Einzelhandel Stadt will wieder Lebensmittelmarkt im Zentrum

Karin Tutas 10.01.2018
Der Gebäudeeigentümer des Eislinger Gebauer’s-Marktes ist von geplanter Schließung überrascht.

„Wo soll ich denn jetzt einkaufen?“, klagt eine ältere Eislingerin, die ihren Namen nicht nennen will. In die Gartenstraße schaffe sie es gerade so. Aber Ende Januar schließt der Gebauer’s Nah-und-Gut-Markt und der Weg in die weiter entfernten Lebensmittelgeschäfte, sagt die Frau, sei ihr zu beschwerlich. Die Nachricht von der geplanten Schließung des Einkaufsmarktes in der Eislinger Stadtmitte sorgt für Gesprächsstoff. Ende Januar gehen dort die Lichter aus. Wegen des im Jahr 2020 auslaufenden Mietvertrags und kurzfristig anstehender Investitionen sehe Gebauer’s keine Perspektive, hatte das Einzelhandelsunternehmen vergangene Woche mitgeteilt.

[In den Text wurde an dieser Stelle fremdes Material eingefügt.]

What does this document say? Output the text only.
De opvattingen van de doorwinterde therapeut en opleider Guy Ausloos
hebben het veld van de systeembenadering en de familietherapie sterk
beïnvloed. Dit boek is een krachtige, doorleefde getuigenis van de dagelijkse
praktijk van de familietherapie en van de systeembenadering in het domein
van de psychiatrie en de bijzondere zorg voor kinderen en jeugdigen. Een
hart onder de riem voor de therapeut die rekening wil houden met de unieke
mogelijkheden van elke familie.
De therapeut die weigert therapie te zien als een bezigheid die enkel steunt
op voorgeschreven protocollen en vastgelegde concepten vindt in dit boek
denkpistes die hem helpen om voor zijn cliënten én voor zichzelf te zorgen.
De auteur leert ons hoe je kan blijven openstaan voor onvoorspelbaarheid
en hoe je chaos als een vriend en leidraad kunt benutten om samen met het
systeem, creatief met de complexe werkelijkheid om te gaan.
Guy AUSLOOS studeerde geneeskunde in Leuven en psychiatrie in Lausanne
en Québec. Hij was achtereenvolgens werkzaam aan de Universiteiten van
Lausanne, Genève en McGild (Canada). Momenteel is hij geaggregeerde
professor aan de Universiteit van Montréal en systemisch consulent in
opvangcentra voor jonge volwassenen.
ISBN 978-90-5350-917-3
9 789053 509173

Gegen den Vorwurf des Betreibers, die Entscheidung der Stadt, die Ansiedlung eines Discounters am Stadtrand zu genehmigen, habe negative Auswirkungen auf die Filiale gehabt, verwahrt sich Eislingens Oberbürgermeister Klaus Heininger. Der Discounter befinde sich immer noch in der Innenstadt. Nach Ansicht des Rathauschefs hat Gebauer’s mit der Eröffnung eines großen Einkaufsmarkts an der Markungsgrenze in Salach selbst „Sterbehilfe“ für die Eislinger Filiale geleistet. Danach seien die Bedientheken für Wurst und Fleisch in Eislingen geschlossen worden. Damit sei die Entwicklung absehbar gewesen.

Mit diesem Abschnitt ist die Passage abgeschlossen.